Mulliner's Buck-U-Uppo

From Wikipedia, the free encyclopedia

Mulliner's Buck-U-Uppo is a short story by the British comic writer P. G. Wodehouse. A part of the Mr. Mulliner series, the story was first published in the United States by Liberty Magazine on August 07, 1926 and in the UK in The Strand in November 1926.[1] A BBC TV adaptation of the story first aired on 12 December, 1978 in the series Wodehouse Playhouse starring John Alderton as Augustine Mulliner and Belinda Carroll as Jane Brandon. [2]

[edit] Overview

Augustine Mulliner, a meek and mild young curate, arrives in Lower-Briskett-in-the-Midden to assist the vicar, the Rev. Stanley Brandon and falls in love with the vicar's daughter, Jane Brandon. The young lovers wonder how to approach the fierce vicar about their love when a package arrives from Augustine Mulliner's aunt containing a tonic, Buck-U-Uppo (it works directly on the corpuscles) arrives. Mulliner takes a tablespoonful as recommended by his aunt and becomes more confident and assertive. The next morning, after another tablespoonful, he rescues a visiting bishop chased up a tree by a dog and firmly ends a quarrel between the bishop and the vicar, receives the vicar's blessings for his love for Jane, saves the bishop from being forced to wear thick winter woolies, and becomes the bishop's secretary. On returning to his rooms, he finds a letter from his cousin Wilfred Mulliner (A Slice of Life) explaining that the tonic, mistakenly sent to Augustine, is meant for steeling the nerves of elephants in India ("too often elephants, on sighting the tiger, have turned and galloped home," he writes). Augustine promptly writes for three cases of Buck-U-Uppo!

[edit] Buck-U-Uppo

The creation of Wilfred Mulliner, one of Mr.
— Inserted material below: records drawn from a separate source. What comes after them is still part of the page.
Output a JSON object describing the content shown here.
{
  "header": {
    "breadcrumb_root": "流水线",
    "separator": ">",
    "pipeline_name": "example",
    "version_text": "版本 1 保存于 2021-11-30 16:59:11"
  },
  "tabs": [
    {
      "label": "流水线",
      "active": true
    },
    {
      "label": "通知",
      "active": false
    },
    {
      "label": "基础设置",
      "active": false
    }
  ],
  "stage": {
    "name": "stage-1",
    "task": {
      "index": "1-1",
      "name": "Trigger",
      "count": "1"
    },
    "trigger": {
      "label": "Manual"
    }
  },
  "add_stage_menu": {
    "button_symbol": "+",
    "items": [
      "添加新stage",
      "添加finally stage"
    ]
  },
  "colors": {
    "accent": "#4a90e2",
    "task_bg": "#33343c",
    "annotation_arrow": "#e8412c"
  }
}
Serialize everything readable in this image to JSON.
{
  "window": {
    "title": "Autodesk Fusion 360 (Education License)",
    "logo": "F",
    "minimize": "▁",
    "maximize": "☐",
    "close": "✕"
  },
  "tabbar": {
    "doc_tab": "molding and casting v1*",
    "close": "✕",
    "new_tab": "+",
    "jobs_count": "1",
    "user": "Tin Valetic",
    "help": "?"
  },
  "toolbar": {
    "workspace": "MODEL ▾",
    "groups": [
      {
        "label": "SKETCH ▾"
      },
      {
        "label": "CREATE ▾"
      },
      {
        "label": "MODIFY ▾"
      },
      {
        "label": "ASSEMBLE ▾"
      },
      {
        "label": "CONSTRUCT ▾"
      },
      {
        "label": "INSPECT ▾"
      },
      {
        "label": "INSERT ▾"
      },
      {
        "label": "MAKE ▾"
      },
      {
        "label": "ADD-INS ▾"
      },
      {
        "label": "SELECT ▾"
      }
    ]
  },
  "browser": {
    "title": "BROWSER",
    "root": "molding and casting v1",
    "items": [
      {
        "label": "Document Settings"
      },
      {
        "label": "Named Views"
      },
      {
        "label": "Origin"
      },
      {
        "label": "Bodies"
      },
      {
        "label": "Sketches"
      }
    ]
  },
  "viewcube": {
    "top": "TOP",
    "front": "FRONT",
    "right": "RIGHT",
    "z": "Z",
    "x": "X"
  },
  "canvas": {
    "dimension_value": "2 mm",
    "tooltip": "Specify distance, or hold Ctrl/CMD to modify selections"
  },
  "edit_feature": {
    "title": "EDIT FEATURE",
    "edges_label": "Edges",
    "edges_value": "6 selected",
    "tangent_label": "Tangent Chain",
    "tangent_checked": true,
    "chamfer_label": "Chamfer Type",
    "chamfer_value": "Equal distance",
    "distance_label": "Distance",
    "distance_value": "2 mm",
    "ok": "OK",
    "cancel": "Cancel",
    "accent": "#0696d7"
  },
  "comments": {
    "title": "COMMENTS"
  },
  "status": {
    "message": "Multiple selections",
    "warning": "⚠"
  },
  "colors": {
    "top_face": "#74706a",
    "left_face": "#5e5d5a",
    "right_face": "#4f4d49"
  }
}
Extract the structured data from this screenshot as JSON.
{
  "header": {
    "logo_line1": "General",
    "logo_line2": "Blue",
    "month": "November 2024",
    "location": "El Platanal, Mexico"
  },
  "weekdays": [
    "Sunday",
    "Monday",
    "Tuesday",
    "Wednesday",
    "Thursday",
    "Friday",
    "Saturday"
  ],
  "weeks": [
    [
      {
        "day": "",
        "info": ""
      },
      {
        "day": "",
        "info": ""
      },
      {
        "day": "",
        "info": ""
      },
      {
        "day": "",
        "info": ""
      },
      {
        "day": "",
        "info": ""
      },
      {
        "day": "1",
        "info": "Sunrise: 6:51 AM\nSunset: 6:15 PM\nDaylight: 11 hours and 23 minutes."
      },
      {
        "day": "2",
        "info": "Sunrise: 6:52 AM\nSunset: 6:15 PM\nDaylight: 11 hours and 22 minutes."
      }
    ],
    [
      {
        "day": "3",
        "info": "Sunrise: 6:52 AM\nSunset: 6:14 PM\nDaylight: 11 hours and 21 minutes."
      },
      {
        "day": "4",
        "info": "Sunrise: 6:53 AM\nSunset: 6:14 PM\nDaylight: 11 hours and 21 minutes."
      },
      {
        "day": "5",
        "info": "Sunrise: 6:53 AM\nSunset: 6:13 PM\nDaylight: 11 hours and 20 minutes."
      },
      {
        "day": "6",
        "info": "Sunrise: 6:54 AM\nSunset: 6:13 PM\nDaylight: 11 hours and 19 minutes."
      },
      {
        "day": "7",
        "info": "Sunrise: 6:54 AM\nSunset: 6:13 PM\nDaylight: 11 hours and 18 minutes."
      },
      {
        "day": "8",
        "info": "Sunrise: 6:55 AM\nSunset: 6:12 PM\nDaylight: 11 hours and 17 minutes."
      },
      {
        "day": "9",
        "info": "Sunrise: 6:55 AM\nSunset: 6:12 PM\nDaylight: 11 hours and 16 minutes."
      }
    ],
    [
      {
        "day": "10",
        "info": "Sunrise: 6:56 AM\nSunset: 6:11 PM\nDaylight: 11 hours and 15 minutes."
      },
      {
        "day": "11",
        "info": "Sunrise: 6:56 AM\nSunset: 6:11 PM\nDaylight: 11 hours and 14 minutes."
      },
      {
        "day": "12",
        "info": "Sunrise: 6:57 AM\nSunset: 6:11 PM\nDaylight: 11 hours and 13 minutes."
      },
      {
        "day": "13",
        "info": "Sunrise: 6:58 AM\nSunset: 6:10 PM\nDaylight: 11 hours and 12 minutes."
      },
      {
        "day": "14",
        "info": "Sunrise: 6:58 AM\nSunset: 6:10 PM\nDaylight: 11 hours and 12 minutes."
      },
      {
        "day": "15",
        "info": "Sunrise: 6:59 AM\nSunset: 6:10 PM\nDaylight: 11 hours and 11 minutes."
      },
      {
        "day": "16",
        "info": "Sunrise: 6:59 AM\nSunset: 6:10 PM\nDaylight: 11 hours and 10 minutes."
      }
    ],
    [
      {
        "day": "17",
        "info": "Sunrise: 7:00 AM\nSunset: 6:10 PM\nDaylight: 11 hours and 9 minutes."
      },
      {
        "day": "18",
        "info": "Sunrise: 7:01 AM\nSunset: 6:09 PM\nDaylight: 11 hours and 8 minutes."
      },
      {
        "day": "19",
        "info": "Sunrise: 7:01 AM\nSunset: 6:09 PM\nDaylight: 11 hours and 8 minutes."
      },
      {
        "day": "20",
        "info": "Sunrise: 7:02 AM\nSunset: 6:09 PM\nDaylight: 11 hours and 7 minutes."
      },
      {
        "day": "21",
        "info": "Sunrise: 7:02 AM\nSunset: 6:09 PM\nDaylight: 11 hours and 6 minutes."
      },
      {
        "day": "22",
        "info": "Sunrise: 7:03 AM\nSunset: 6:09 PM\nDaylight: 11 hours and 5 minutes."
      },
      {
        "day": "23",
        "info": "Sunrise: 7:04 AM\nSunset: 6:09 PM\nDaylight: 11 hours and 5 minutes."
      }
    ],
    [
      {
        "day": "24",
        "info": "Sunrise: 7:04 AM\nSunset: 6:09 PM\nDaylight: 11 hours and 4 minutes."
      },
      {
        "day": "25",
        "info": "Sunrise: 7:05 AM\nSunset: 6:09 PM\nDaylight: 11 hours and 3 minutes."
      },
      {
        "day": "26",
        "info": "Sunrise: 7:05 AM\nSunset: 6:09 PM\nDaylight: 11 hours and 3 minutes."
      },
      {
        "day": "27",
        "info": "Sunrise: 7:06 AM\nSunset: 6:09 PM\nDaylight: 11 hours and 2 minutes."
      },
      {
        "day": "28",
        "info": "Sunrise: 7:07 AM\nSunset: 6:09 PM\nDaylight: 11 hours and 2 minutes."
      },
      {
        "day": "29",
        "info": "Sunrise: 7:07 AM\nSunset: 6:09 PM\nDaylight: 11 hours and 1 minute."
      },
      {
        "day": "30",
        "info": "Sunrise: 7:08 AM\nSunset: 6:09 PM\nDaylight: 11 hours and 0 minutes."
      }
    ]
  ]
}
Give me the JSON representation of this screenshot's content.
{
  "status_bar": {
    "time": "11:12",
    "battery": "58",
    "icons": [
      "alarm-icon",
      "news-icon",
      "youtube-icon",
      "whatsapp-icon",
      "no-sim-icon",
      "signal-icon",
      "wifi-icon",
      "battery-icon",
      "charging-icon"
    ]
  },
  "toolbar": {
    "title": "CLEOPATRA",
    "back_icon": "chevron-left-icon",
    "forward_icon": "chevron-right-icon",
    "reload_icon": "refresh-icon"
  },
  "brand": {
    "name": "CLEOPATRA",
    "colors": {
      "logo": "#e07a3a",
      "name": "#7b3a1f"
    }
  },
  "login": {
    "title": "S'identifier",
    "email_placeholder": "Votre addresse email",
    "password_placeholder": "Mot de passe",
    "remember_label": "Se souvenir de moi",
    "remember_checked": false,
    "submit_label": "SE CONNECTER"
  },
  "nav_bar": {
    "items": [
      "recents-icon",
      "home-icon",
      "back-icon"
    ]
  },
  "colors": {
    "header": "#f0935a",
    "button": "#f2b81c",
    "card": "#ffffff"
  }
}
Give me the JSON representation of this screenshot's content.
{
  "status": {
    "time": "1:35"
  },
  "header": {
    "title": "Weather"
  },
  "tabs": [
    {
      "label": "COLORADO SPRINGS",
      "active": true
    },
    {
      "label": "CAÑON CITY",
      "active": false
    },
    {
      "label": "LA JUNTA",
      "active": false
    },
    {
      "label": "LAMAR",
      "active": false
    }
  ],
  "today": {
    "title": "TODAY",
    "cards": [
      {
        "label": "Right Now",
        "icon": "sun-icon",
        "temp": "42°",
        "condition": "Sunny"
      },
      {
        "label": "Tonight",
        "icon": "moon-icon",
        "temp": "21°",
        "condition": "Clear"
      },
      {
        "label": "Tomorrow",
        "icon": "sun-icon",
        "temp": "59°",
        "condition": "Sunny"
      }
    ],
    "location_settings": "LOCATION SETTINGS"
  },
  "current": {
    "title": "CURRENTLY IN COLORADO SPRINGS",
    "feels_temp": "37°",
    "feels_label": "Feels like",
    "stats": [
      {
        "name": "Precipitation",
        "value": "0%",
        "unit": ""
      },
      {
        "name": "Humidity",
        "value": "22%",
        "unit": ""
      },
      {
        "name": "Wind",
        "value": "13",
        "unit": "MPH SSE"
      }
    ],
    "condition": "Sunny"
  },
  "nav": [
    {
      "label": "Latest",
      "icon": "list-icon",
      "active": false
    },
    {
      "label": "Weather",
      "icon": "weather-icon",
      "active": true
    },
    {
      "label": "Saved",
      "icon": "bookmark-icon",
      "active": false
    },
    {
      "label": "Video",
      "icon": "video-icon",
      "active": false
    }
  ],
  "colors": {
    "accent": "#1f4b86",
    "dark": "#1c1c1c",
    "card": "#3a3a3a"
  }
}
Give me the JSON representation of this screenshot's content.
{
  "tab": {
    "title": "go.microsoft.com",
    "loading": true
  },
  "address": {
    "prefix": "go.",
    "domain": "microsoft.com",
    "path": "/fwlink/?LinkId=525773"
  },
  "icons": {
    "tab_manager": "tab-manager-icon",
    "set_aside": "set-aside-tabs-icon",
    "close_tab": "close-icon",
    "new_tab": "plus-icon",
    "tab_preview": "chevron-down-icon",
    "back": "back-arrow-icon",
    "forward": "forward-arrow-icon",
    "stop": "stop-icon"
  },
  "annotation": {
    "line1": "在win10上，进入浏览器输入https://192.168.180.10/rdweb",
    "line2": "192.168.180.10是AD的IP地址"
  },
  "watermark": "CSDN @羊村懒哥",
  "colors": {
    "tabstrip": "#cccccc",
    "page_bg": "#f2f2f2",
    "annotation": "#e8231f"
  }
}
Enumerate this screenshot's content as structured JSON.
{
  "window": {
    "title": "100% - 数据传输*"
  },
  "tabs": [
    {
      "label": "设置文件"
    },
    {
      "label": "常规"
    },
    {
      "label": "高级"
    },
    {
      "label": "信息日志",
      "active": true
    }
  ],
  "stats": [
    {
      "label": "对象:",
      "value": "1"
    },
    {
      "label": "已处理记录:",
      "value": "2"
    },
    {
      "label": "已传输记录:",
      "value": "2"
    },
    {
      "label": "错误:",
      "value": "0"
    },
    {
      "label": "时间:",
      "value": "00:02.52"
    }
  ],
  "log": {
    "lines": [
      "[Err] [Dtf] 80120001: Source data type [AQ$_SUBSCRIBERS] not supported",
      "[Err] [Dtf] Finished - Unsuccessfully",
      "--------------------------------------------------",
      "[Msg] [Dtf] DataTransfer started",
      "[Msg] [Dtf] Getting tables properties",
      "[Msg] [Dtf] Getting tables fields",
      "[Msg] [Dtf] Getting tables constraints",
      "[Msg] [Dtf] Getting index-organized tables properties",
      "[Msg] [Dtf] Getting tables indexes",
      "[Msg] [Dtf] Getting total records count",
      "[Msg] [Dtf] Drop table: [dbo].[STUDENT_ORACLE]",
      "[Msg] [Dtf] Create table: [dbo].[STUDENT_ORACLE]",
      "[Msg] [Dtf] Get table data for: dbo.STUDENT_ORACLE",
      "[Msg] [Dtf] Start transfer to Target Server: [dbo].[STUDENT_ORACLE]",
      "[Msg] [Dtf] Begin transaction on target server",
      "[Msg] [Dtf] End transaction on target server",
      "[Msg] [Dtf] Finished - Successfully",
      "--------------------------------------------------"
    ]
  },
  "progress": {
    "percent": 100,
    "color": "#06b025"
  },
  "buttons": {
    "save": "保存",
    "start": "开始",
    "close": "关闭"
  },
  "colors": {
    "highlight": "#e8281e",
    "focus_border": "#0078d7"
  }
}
Mulliner's many nephews, Buck-U-Uppo is a tonic invented 'primarily with the object of providing Indian Rajahs with a specific which would encourage their elephants to face a tiger of the jungle with a jaunty sang-froid'.[3] The dose for an adult elephant is a teaspoonful mixed with the elephant's morning mash and, since the various characters in the Mulliner stories take glassfuls, it is hardly surprising that statues get painted pink and Bishops' frequent nightclubs dressed in Sinbad the Sailor costumes! Buck-U-Uppo features in three Mulliner stories: Mulliner's Buck-U-Uppo, The Bishop's Move, and Gala Night.